Senior Carroll officer resigns in face of misconduct charges

Investigation led county prosecutors to drop charges in two high-profile killings

January 02, 2013|By Ian Duncan, The Baltimore Sun

The commander of criminal investigations for the Carroll County Sheriff's Office was charged with misconduct in office Wednesday and resigned, following an investigation that led county prosecutors to drop charges in two high-profile killings.

The Office of the State Prosecutor, which investigates public corruption and other crimes, alleged Wednesday that Maj. Nicholas Plazio made false statements to prosecutors and in court in connection with the fatal 2010 stabbing of 25-year-old Jeremiah P. DeMario. Plazio is accused of lying about his role in the illegal interviews of two suspects in that case.

"Any law enforcement officer, let alone a commander of a criminal investigations unit, must be held to the highest standards of conduct and integrity," said State Prosecutor Emmet C. Davitt. "False reports and false testimony are never acceptable under any circumstances and cannot be tolerated."

The state prosecutor's office had also been investigating Detective Douglas Epperson in connection with the DeMario case, but Davitt would not comment on that part of the probe. Epperson has not been charged, and his attorney said he has done nothing wrong.

The state prosecutor's investigation led the Carroll County state's attorney's office in March 2012 to drop charges related to the death of Isaiah Simmons III, a 17-year-old resident at Bowling Brook Academy. Epperson had been the lead detective on that case.

State's Attorney Jerry F. Barnes said at the time that the state prosecutor's investigation was a major reason for his decision. Simmons died in 2007 after he was restrained by staff members at the juvenile detention facility.

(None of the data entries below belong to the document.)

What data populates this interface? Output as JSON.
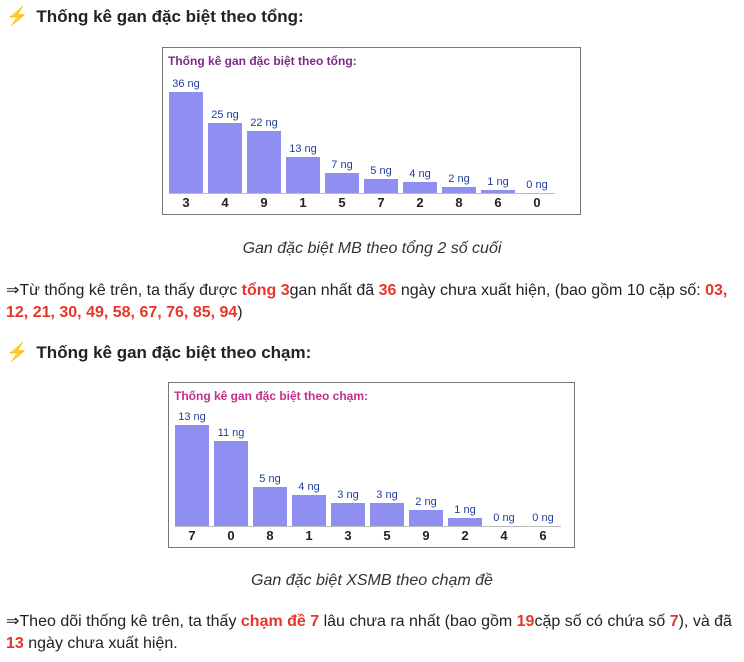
{
  "section1": {
    "icon": "lightning-icon",
    "heading": "Thống kê gan đặc biệt theo tổng:",
    "caption": "Gan đặc biệt MB theo tổng 2 số cuối",
    "para": {
      "prefix": "⇒Từ thống kê trên, ta thấy được ",
      "highlight1": "tổng 3",
      "mid1": "gan nhất đã ",
      "highlight2": "36",
      "mid2": " ngày chưa xuất hiện, (bao gồm 10 cặp số: ",
      "highlight3": "03, 12, 21, 30, 49, 58, 67, 76, 85, 94",
      "suffix": ")"
    }
  },
  "section2": {
    "icon": "lightning-icon",
    "heading": "Thống kê gan đặc biệt theo chạm:",
    "caption": "Gan đặc biệt XSMB theo chạm đề",
    "para": {
      "prefix": "⇒Theo dõi thống kê trên, ta thấy ",
      "highlight1": "chạm đề 7",
      "mid1": " lâu chưa ra nhất (bao gồm ",
      "highlight2": "19",
      "mid2": "cặp số có chứa số ",
      "highlight3": "7",
      "mid3": "), và đã ",
      "highlight4": "13",
      "suffix": " ngày chưa xuất hiện."
    }
  },
  "chart_data": [
    {
      "type": "bar",
      "title": "Thống kê gan đặc biệt theo tổng:",
      "categories": [
        "3",
        "4",
        "9",
        "1",
        "5",
        "7",
        "2",
        "8",
        "6",
        "0"
      ],
      "values": [
        36,
        25,
        22,
        13,
        7,
        5,
        4,
        2,
        1,
        0
      ],
      "value_labels": [
        "36 ng",
        "25 ng",
        "22 ng",
        "13 ng",
        "7 ng",
        "5 ng",
        "4 ng",
        "2 ng",
        "1 ng",
        "0 ng"
      ],
      "ylim": [
        0,
        36
      ],
      "bar_color": "#8f8ff2",
      "title_color": "#7b2a86"
    },
    {
      "type": "bar",
      "title": "Thống kê gan đặc biệt theo chạm:",
      "categories": [
        "7",
        "0",
        "8",
        "1",
        "3",
        "5",
        "9",
        "2",
        "4",
        "6"
      ],
      "values": [
        13,
        11,
        5,
        4,
        3,
        3,
        2,
        1,
        0,
        0
      ],
      "value_labels": [
        "13 ng",
        "11 ng",
        "5 ng",
        "4 ng",
        "3 ng",
        "3 ng",
        "2 ng",
        "1 ng",
        "0 ng",
        "0 ng"
      ],
      "ylim": [
        0,
        13
      ],
      "bar_color": "#8f8ff2",
      "title_color": "#c0308a"
    }
  ]
}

In the DeMario case, Russell S. Laderer Jr. faced murder charges and Cassandra L. Glover was accused of being an accessory after the fact. Prosecutors dropped those cases in March 2012 after a Carroll County judge made a series of rulings that much of the evidence against the suspects could not be used because it was illegally obtained.

Davitt said Plazio's alleged false statements damaged the case. He referred further questions to Barnes, who declined to comment.

In a March court filing announcing that he was dropping the charges against Laderer and Glover, Barnes blamed "damaging law enforcement conduct" that was "avoidable and inexcusable" for the collapse of the cases.

The charging document in Plazio's case alleges that he lied when he said he did not watch the interviews of Glover and Laderer, and when he said that he did not tell Epperson to go back into an interview room after Glover had asked for a lawyer.

The judge handling the cases ruled that those interviews had been conducted after Glover and Laderer were unconstitutionally arrested and that information obtained during them could not be used in court.

Spokesman Maj. Phillip S. Kasten said the Carroll County Sheriff's Office is cooperating "fully" with the state prosecutor's investigation.

"Until the results of this independent investigation are known, any further comments would be inappropriate and speculative," he added.

DeMario's father, Richard DeMario, 52, said he thought someone "truly got away with murder" because of the way the sheriff's office handled the case.

"There is some comfort in knowing that Major Plazio will be placed on trial for misconduct," he said, adding that his family will be following the case closely.